Woodrow Wilson Woolwine Strode, born July 25, 1914 in Los Angeles, California, was a top-notch decathlete and a football star at UCLA. Strode played college football for the UCLA Bruins, the most integrated collegiate team in the nation in 1939, which included future NFL running back Kenny Washington and future Baseball Hall of Fame inductee Jackie Robinson. Strode was inducted into the UCLA Athletic Hall of Fame in 1992. Strode’s first film role was as Man in Saloon in Stagecoach in 1939, followed by three more brief roles in the 1940s.
Strode was one of the first four Blacks who integrated professional football in 1946. The others were Bill Willis and Marion Motley of the Cleveland Browns (All America Football Conference [AAFC]), and fellow NFL Los Angeles Ram Kenny Washington. The character ‘Woody’ in the Toy Story films franchise is named after Strode.
Pork Chop Hill (1959) will be screened on Wednesday, February 12. Directed by Lewis Milestone, it is a Korean War war film based upon the book by military historian Brigadier General S. L. A. Marshall, an eyewitness, depicting the bitterly fierce first Battle of Pork Chop Hill between the U.S. Army’s 7th Infantry Division and Chinese and Korean Communist forces at the end of the Korean War in April of 1953. The film runs 98 minutes.
Strode became part of Hollywood lore after meeting legendary director John Ford and becoming a part of the Ford ‘family,’ appearing in four of Ford’s motion pictures. Strode also played the powerful gladiator who does battle with Kirk Douglas in Stanley Kubrick’s Spartacus (1960). Reportedly, Woody’s favorite film from his career was Ford’s Sergeant Rutledge (1960), which will be screened on Feb. 5. Sergeant Rutledge was the first big budget Western to feature a Black hero, and it was a military courtroom drama. The film runs 111 minutes.

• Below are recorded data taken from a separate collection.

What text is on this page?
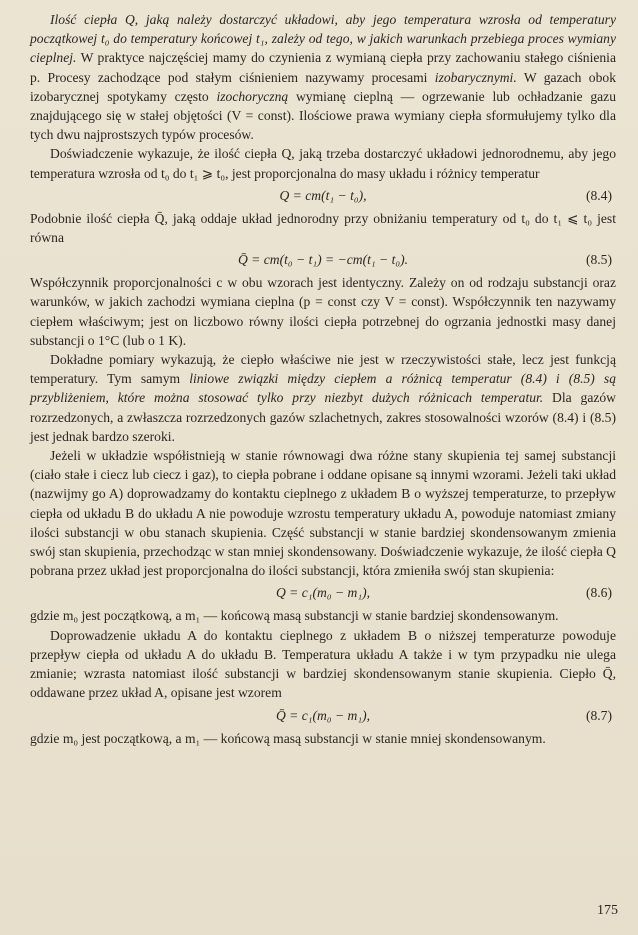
Ilość ciepła Q, jaką należy dostarczyć układowi, aby jego temperatura wzrosła od temperatury początkowej t₀ do temperatury końcowej t₁, zależy od tego, w jakich warunkach przebiega proces wymiany cieplnej. W praktyce najczęściej mamy do czynienia z wymianą ciepła przy zachowaniu stałego ciśnienia p. Procesy zachodzące pod stałym ciśnieniem nazywamy procesami izobarycznymi. W gazach obok izobarycznej spotykamy często izochoryczną wymianę cieplną — ogrzewanie lub ochładzanie gazu znajdującego się w stałej objętości (V = const). Ilościowe prawa wymiany ciepła sformułujemy tylko dla tych dwu najprostszych typów procesów.

Doświadczenie wykazuje, że ilość ciepła Q, jaką trzeba dostarczyć układowi jednorodnemu, aby jego temperatura wzrosła od t₀ do t₁ ⩾ t₀, jest proporcjonalna do masy układu i różnicy temperatur

Q = cm(t₁ − t₀),	(8.4)

Podobnie ilość ciepła Q̄, jaką oddaje układ jednorodny przy obniżaniu temperatury od t₀ do t₁ ⩽ t₀ jest równa

Q̄ = cm(t₀ − t₁) = −cm(t₁ − t₀).	(8.5)

Współczynnik proporcjonalności c w obu wzorach jest identyczny. Zależy on od rodzaju substancji oraz warunków, w jakich zachodzi wymiana cieplna (p = const czy V = const). Współczynnik ten nazywamy ciepłem właściwym; jest on liczbowo równy ilości ciepła potrzebnej do ogrzania jednostki masy danej substancji o 1°C (lub o 1 K).

Dokładne pomiary wykazują, że ciepło właściwe nie jest w rzeczywistości stałe, lecz jest funkcją temperatury. Tym samym liniowe związki między ciepłem a różnicą temperatur (8.4) i (8.5) są przybliżeniem, które można stosować tylko przy niezbyt dużych różnicach temperatur. Dla gazów rozrzedzonych, a zwłaszcza rozrzedzonych gazów szlachetnych, zakres stosowalności wzorów (8.4) i (8.5) jest jednak bardzo szeroki.

Jeżeli w układzie współistnieją w stanie równowagi dwa różne stany skupienia tej samej substancji (ciało stałe i ciecz lub ciecz i gaz), to ciepła pobrane i oddane opisane są innymi wzorami. Jeżeli taki układ (nazwijmy go A) doprowadzamy do kontaktu cieplnego z układem B o wyższej temperaturze, to przepływ ciepła od układu B do układu A nie powoduje wzrostu temperatury układu A, powoduje natomiast zmiany ilości substancji w obu stanach skupienia. Część substancji w stanie bardziej skondensowanym zmienia swój stan skupienia, przechodząc w stan mniej skondensowany. Doświadczenie wykazuje, że ilość ciepła Q pobrana przez układ jest proporcjonalna do ilości substancji, która zmieniła swój stan skupienia:

Q = c₁(m₀ − m₁),	(8.6)

gdzie m₀ jest początkową, a m₁ — końcową masą substancji w stanie bardziej skondensowanym.

Doprowadzenie układu A do kontaktu cieplnego z układem B o niższej temperaturze powoduje przepływ ciepła od układu A do układu B. Temperatura układu A także i w tym przypadku nie ulega zmianie; wzrasta natomiast ilość substancji w bardziej skondensowanym stanie skupienia. Ciepło Q̄, oddawane przez układ A, opisane jest wzorem

Q̄ = c₁(m₀ − m₁),	(8.7)

gdzie m₀ jest początkową, a m₁ — końcową masą substancji w stanie mniej skondensowanym.

175
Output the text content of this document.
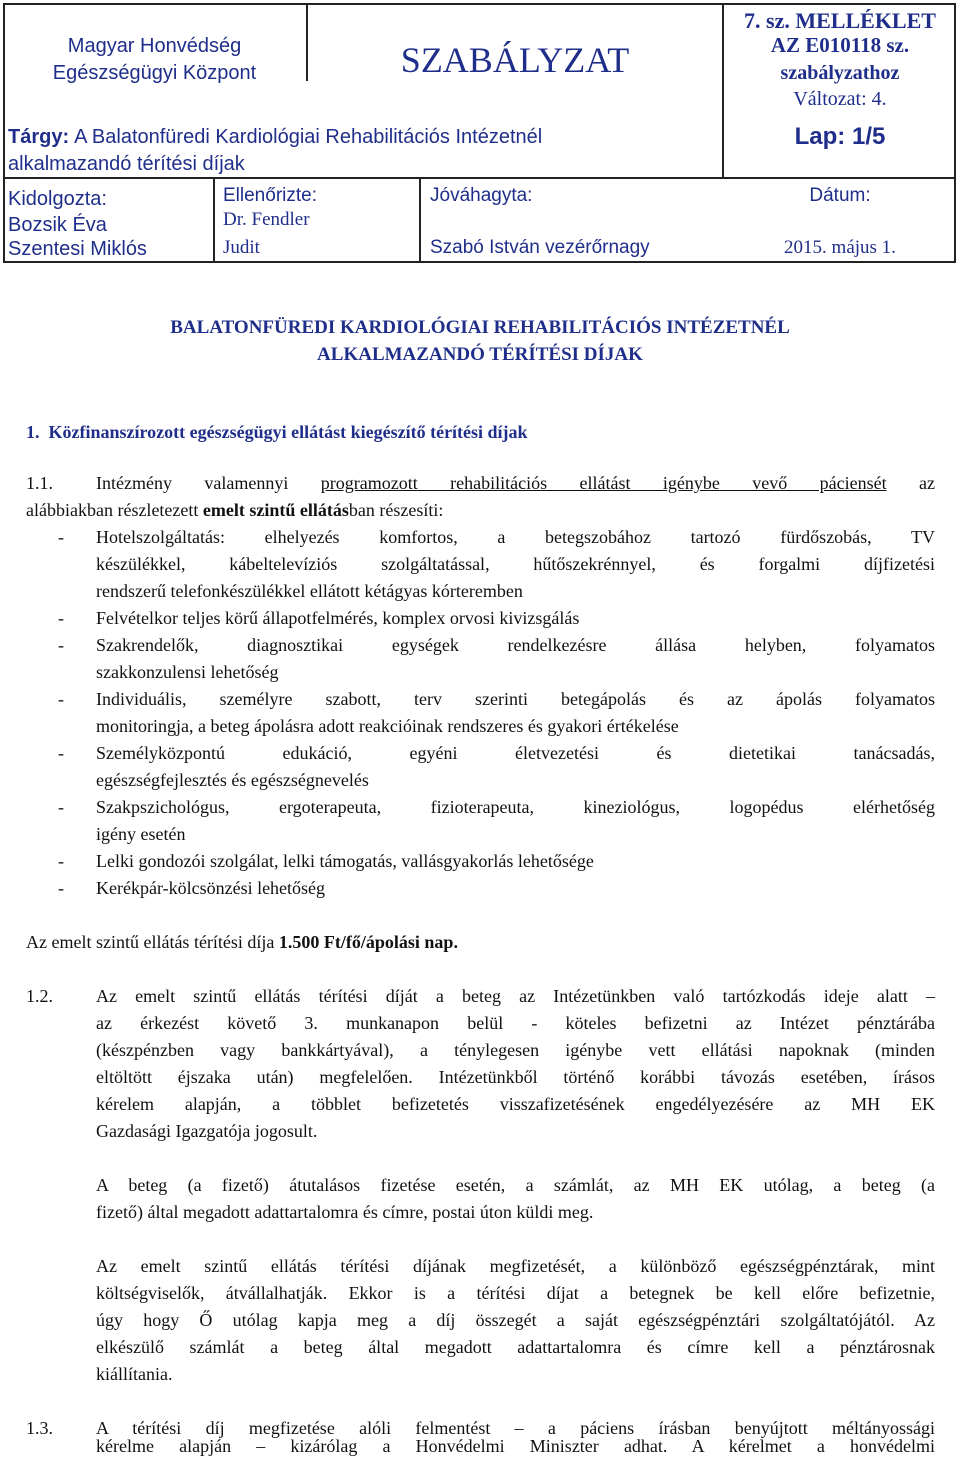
Magyar Honvédség
Egészségügyi Központ	SZABÁLYZAT
7. sz. MELLÉKLET
AZ E010118 sz.
szabályzathoz
Változat: 4.
Tárgy: A Balatonfüredi Kardiológiai Rehabilitációs Intézetnél
alkalmazandó térítési díjak
Lap: 1/5
Kidolgozta:
Bozsik Éva
Szentesi Miklós
Ellenőrizte:
Dr. Fendler
Judit
Jóváhagyta:
Szabó István vezérőrnagy
Dátum:
2015. május 1.
BALATONFÜREDI KARDIOLÓGIAI REHABILITÁCIÓS INTÉZETNÉL
ALKALMAZANDÓ TÉRÍTÉSI DÍJAK
1.  Közfinanszírozott egészségügyi ellátást kiegészítő térítési díjak
1.1. Intézmény valamennyi programozott rehabilitációs ellátást igénybe vevő páciensét az
alábbiakban részletezett emelt szintű ellátásban részesíti:
- Hotelszolgáltatás: elhelyezés komfortos, a betegszobához tartozó fürdőszobás, TV
készülékkel, kábeltelevíziós szolgáltatással, hűtőszekrénnyel, és forgalmi díjfizetési
rendszerű telefonkészülékkel ellátott kétágyas kórteremben
- Felvételkor teljes körű állapotfelmérés, komplex orvosi kivizsgálás
- Szakrendelők, diagnosztikai egységek rendelkezésre állása helyben, folyamatos
szakkonzulensi lehetőség
- Individuális, személyre szabott, terv szerinti betegápolás és az ápolás folyamatos
monitoringja, a beteg ápolásra adott reakcióinak rendszeres és gyakori értékelése
- Személyközpontú edukáció, egyéni életvezetési és dietetikai tanácsadás,
egészségfejlesztés és egészségnevelés
- Szakpszichológus, ergoterapeuta, fizioterapeuta, kineziológus, logopédus elérhetőség
igény esetén
- Lelki gondozói szolgálat, lelki támogatás, vallásgyakorlás lehetősége
- Kerékpár-kölcsönzési lehetőség
Az emelt szintű ellátás térítési díja 1.500 Ft/fő/ápolási nap.
1.2. Az emelt szintű ellátás térítési díját a beteg az Intézetünkben való tartózkodás ideje alatt –
az érkezést követő 3. munkanapon belül - köteles befizetni az Intézet pénztárába
(készpénzben vagy bankkártyával), a ténylegesen igénybe vett ellátási napoknak (minden
eltöltött éjszaka után) megfelelően. Intézetünkből történő korábbi távozás esetében, írásos
kérelem alapján, a többlet befizetetés visszafizetésének engedélyezésére az MH EK
Gazdasági Igazgatója jogosult.
A beteg (a fizető) átutalásos fizetése esetén, a számlát, az MH EK utólag, a beteg (a
fizető) által megadott adattartalomra és címre, postai úton küldi meg.
Az emelt szintű ellátás térítési díjának megfizetését, a különböző egészségpénztárak, mint
költségviselők, átvállalhatják. Ekkor is a térítési díjat a betegnek be kell előre befizetnie,
úgy hogy Ő utólag kapja meg a díj összegét a saját egészségpénztári szolgáltatójától. Az
elkészülő számlát a beteg által megadott adattartalomra és címre kell a pénztárosnak
kiállítania.
1.3. A térítési díj megfizetése alóli felmentést – a páciens írásban benyújtott méltányossági
kérelme alapján – kizárólag a Honvédelmi Miniszter adhat. A kérelmet a honvédelmi
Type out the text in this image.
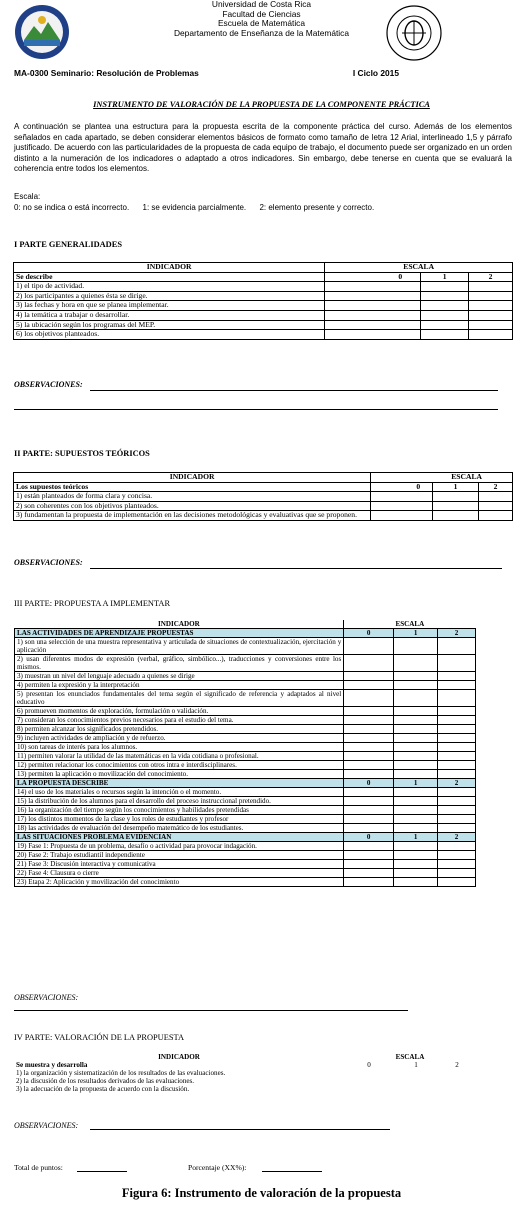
Universidad de Costa Rica
Facultad de Ciencias
Escuela de Matemática
Departamento de Enseñanza de la Matemática
MA-0300 Seminario: Resolución de Problemas	I Ciclo 2015
INSTRUMENTO DE VALORACIÓN DE LA PROPUESTA DE LA COMPONENTE PRÁCTICA
A continuación se plantea una estructura para la propuesta escrita de la componente práctica del curso. Además de los elementos señalados en cada apartado, se deben considerar elementos básicos de formato como tamaño de letra 12 Arial, interlineado 1,5 y párrafo justificado. De acuerdo con las particularidades de la propuesta de cada equipo de trabajo, el documento puede ser organizado en un orden distinto a la numeración de los indicadores o adaptado a otros indicadores. Sin embargo, debe tenerse en cuenta que se evaluará la coherencia entre todos los elementos.
Escala:
0: no se indica o está incorrecto.      1: se evidencia parcialmente.      2: elemento presente y correcto.
I PARTE GENERALIDADES
INDICADOR	ESCALA		
Se describe	0	1	2
1) el tipo de actividad.			
2) los participantes a quienes ésta se dirige.			
3) las fechas y hora en que se planea implementar.			
4) la temática a trabajar o desarrollar.			
5) la ubicación según los programas del MEP.			
6) los objetivos planteados.			
OBSERVACIONES:
II PARTE: SUPUESTOS TEÓRICOS
INDICADOR	ESCALA		
Los supuestos teóricos	0	1	2
1) están planteados de forma clara y concisa.			
2) son coherentes con los objetivos planteados.			
3) fundamentan la propuesta de implementación en las decisiones metodológicas y evaluativas que se proponen.			
OBSERVACIONES:
III PARTE: PROPUESTA A IMPLEMENTAR
INDICADOR	ESCALA		
LAS ACTIVIDADES DE APRENDIZAJE PROPUESTAS	0	1	2
1) son una selección de una muestra representativa y articulada de situaciones de contextualización, ejercitación y aplicación			
2) usan diferentes modos de expresión (verbal, gráfico, simbólico...), traducciones y conversiones entre los mismos.			
3) muestran un nivel del lenguaje adecuado a quienes se dirige			
4) permiten la expresión y la interpretación			
5) presentan los enunciados fundamentales del tema según el significado de referencia y adaptados al nivel educativo			
6) promueven momentos de exploración, formulación o validación.			
7) consideran los conocimientos previos necesarios para el estudio del tema.			
8) permiten alcanzar los significados pretendidos.			
9) incluyen actividades de ampliación y de refuerzo.			
10) son tareas de interés para los alumnos.			
11) permiten valorar la utilidad de las matemáticas en la vida cotidiana o profesional.			
12) permiten relacionar los conocimientos con otros intra e interdisciplinares.			
13) permiten la aplicación o movilización del conocimiento.			
LA PROPUESTA DESCRIBE	0	1	2
14) el uso de los materiales o recursos según la intención o el momento.			
15) la distribución de los alumnos para el desarrollo del proceso instruccional pretendido.			
16) la organización del tiempo según los conocimientos y habilidades pretendidas			
17) los distintos momentos de la clase y los roles de estudiantes y profesor			
18) las actividades de evaluación del desempeño matemático de los estudiantes.			
LAS SITUACIONES PROBLEMA EVIDENCIAN	0	1	2
19) Fase 1: Propuesta de un problema, desafío o actividad para provocar indagación.			
20) Fase 2: Trabajo estudiantil independiente			
21) Fase 3: Discusión interactiva y comunicativa			
22) Fase 4: Clausura o cierre			
23) Etapa 2: Aplicación y movilización del conocimiento			
OBSERVACIONES:
IV PARTE: VALORACIÓN DE LA PROPUESTA
INDICADOR	ESCALA		
Se muestra y desarrolla	0	1	2
1) la organización y sistematización de los resultados de las evaluaciones.			
2) la discusión de los resultados derivados de las evaluaciones.			
3) la adecuación de la propuesta de acuerdo con la discusión.			
OBSERVACIONES:
Total de puntos:	Porcentaje (XX%):
Figura 6: Instrumento de valoración de la propuesta
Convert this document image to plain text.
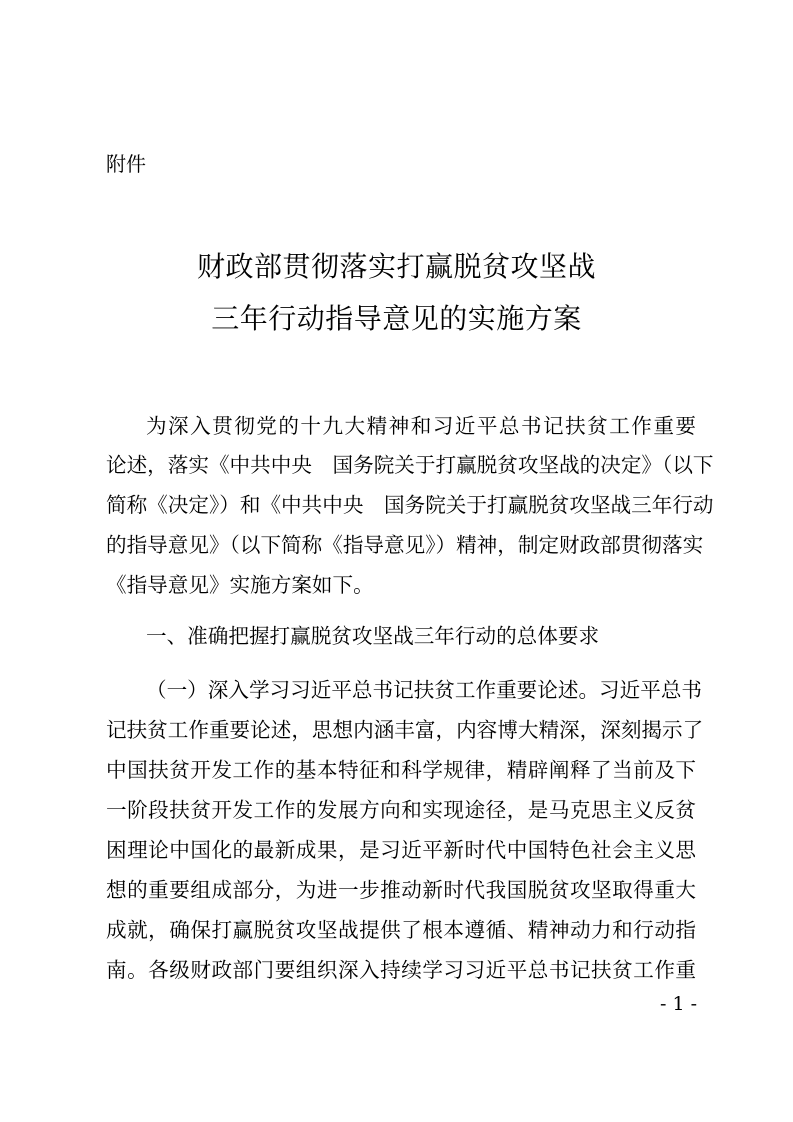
附件

财政部贯彻落实打赢脱贫攻坚战
三年行动指导意见的实施方案

为深入贯彻党的十九大精神和习近平总书记扶贫工作重要

论述，落实《中共中央　国务院关于打赢脱贫攻坚战的决定》（以下

简称《决定》）和《中共中央　国务院关于打赢脱贫攻坚战三年行动

的指导意见》（以下简称《指导意见》）精神，制定财政部贯彻落实

《指导意见》实施方案如下。

一、准确把握打赢脱贫攻坚战三年行动的总体要求

（一）深入学习习近平总书记扶贫工作重要论述。习近平总书

记扶贫工作重要论述，思想内涵丰富，内容博大精深，深刻揭示了

中国扶贫开发工作的基本特征和科学规律，精辟阐释了当前及下

一阶段扶贫开发工作的发展方向和实现途径，是马克思主义反贫

困理论中国化的最新成果，是习近平新时代中国特色社会主义思

想的重要组成部分，为进一步推动新时代我国脱贫攻坚取得重大

成就，确保打赢脱贫攻坚战提供了根本遵循、精神动力和行动指

南。各级财政部门要组织深入持续学习习近平总书记扶贫工作重

- 1 -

International Lens film series is presented by the Dean of Students office and coordinated by Arts & Campus Events and International Student & Scholar Services in collaboration with Vanderbilt University academic departments, centers, and programs. Sarratt Cinema is located on the 1st floor of the Sarratt Student Center. Parking for International Lens screenings in Sarratt Cinema is available at no charge in Zone 2 Lot 2 on West End Avenue. Avoid parking in spaces that are reserved. If the lot is full, there is no charge after 6 pm for parking at meters along West End. All other meters on campus are enforced 24/7.